Hello,
I have two EMC Clariion CX700's (which, for convenience we call CX700-1 and CX700-2) and one recently added CX3-40 in my SAN environment using fiber-switch fabric. Over the weekend, I experienced a hardware failure on SPA on CX700-1. After having it replaced by my vendor's technician and getting the SP to reboot successfully, all was fine until 2 hours later when I got another unwelcomed alert, this time it was about an uncorrectable sector (Data Sector Invalidated):
"Event Number 840
Severity Warning Host CX700-1_SPA
Storage Array APMxx SPA Device Bus 1 Enclosure 3 Disk 3
Description Data Sector Invalidated"
Since then, I've been getting the same "Data Sector Invalidated - Bus 1 Enclosure 3 Disk 3" error at least once every day. The only solution to this as I gathered from my vendor is to unbind and then rebind the LUNs on this disk as there is a good chance some of my data within the LUNs have been corrupted -- hence the uncorrectable sector error. :(
Has anyone else have this experience before? Is this a common occurrence from the Clariion CX-series product? As of now, I am still uncertain how the sector became uncorrectable and what lead/caused the data corruption.
Unrelated to this, I am also having performance issues (in particular, forced flushing) every other week. As a long-term solution, I am getting quite concerned about my SAN environment. If possible, can anyone share some of their experiences with the EMC Clariion CX-series line?
Any input is greatly appreciated!
Thank you.
Software/Hardware used:
ASKED:
November 15, 2006 5:44 PM
UPDATED:
September 25, 2008 3:51 PM
While I haven’t had your exact problem, I had an issue with Flare 16 on my CX700 that prevented degraded RAID groups from invoking my hot spares. I had to unbind and bind the hot spares to get the array to invoke one of them. This was fixed by upgrading to Flare 19.
Are your performance issues occuring during your BBU cache check? When the BBU discharges and recharges, I believe the SP write cache is disabled. My check was set for Saturday at 01:00AM, the same time as a large snapshot operation. Moving the check to a later time cleared up that issue.
All in all, I’ve been happy with the performance on my CX700; in the past two years, it’s been a real workhorse for us.
Thank you for the responses.
PSFischer: I am actually running flare 19 on my two CX700′s and flare 22 on my CX3-40. I believe these flare levels are the latest from EMC. I’ve also ran the “sniffer” program and from the ‘getsniffer’, I am seeing 1 uncorrectable sector (a checksum error) on one of my LUNs in the affected disks. The LUN (which was on ATA disks) is now being rebuilt (unbind/re-bind). Unfortunately, from my logs I did not see any disk failures so I am still a little uncertain as to how the bad sector got into my situation. But I am suspecting there may be a connection to the failed SPA that occurred hours earlier.

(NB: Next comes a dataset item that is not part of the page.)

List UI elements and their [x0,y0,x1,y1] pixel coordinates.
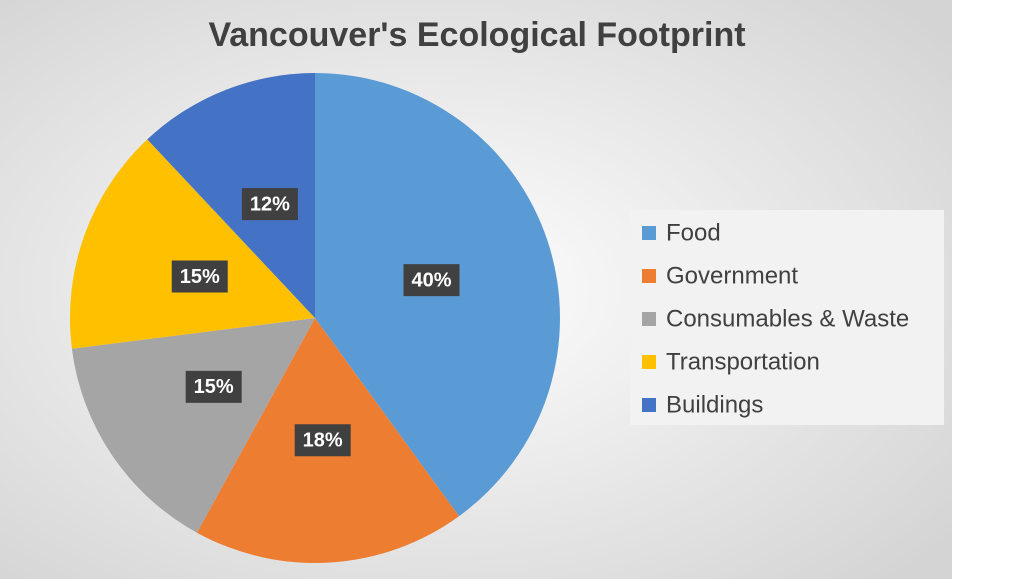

klewis: Unfortunately, my performance issues occurs throughout the day, even on prime-time production hours (8am-5pm). Sometimes it would last for only 5 minutes, but other times it can go up to 2 hours of constant forced flushing
However, I am seeing a pattern such that when a database (oracle) refresh is occuring, that is usually when forced flushing occurs on the SAN as well. Through Navisphere analyzer, I’m seeing that when a DB refresh is occurring, a single LUN (150GB) this server owns, starts to push out over 1500 write IO/s and that is when the forced flushing begins. I am now wondering whether that is the limit my CX700 can take before performance degradation begins.
Of course, my CX700-1 environment is most likely different from yours. I have about 50 hosts connected to it with all 16 DAEs filled mostly with FC disks, and a few ATA disk. I have Oracle Peoplesoft, Email, and NFS Server environments on my CX700-1.